By Jason Sherman / October 31, 2017 at 12:14 PM

The Defense Department last week transmitted the annual report on the Military Power of Iran in 2016 to lawmakers. The unclassified executive summary -- a scant single page -- of the statutorily required report largely restates points the director of national intelligence outlined in May 11, 2017 testimony on worldwide threats before the Senate Select Committee on Intelligence.

Key points, according to the report drafted by the Defense Intelligence Agency and forwarded by the Pentagon’s policy shop to Congress, are that during 2016 Iran took steps “to improve its military capabilities to secure itself from both internal and external threats, and emerge as a regional dominant power.”

The report notes significant leadership changes Supreme Leader Ali Khamenei directed in June 2016, including appointing “new leaders to highest positions of the armed forces for the first time since 1989.” Those changes included replacing Iran's long-serving top officer Maj. Gen. Hasan Firuzabadi with Maj. Gen.
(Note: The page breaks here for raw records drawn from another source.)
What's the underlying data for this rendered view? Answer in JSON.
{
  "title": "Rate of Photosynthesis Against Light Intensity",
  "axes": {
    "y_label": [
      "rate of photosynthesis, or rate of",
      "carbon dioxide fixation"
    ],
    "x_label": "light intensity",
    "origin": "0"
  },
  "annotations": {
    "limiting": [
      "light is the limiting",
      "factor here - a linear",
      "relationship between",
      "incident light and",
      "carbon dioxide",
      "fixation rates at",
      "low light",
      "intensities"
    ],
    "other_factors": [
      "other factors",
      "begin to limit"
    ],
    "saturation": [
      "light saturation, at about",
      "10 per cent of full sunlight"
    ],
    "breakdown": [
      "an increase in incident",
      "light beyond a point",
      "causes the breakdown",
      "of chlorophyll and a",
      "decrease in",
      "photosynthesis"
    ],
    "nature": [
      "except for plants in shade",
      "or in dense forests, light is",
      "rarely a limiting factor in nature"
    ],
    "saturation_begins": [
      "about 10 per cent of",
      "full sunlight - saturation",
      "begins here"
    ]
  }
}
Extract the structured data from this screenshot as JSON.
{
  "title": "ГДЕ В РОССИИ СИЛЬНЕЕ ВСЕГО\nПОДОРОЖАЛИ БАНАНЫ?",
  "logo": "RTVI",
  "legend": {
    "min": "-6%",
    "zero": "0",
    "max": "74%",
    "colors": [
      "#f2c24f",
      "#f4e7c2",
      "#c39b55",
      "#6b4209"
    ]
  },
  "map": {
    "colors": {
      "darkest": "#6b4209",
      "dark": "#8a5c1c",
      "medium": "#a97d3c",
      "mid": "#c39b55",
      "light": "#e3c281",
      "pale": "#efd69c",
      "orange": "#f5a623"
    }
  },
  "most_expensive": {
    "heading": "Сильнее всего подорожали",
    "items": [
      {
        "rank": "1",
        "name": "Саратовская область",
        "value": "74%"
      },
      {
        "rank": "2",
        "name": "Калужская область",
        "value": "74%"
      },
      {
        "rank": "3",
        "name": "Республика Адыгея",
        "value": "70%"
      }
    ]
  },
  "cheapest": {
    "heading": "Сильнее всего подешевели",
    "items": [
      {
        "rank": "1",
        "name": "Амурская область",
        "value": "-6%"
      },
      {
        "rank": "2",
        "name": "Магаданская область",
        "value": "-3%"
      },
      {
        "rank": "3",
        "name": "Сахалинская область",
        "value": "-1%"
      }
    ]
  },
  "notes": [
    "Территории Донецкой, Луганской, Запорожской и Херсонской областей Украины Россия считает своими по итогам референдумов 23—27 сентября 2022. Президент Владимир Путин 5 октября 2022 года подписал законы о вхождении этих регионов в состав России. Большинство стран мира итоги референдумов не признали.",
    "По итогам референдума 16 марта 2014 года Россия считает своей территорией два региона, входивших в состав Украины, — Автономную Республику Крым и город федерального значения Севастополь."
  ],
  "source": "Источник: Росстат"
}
Mohammad Bagheri, a “younger, more operationally experienced and strategically minded officer,” according to the executive summary.

Iran, according to the summary, also took ownership in 2016 of Russian-made SA-20c surface-to-air missile systems, giving Tehran its “most advanced, long-range air defense asset.”

The summary document does not make explicit reference to Iran's goal of developing an intercontinental ballistic missile, as it has in prior reports, but notes Iran “maintains a substantial inventory of missiles” capable of reaching targets in the region -- including U.S. military posts and Israel -- “and the regime continues to develop more sophisticated missiles.”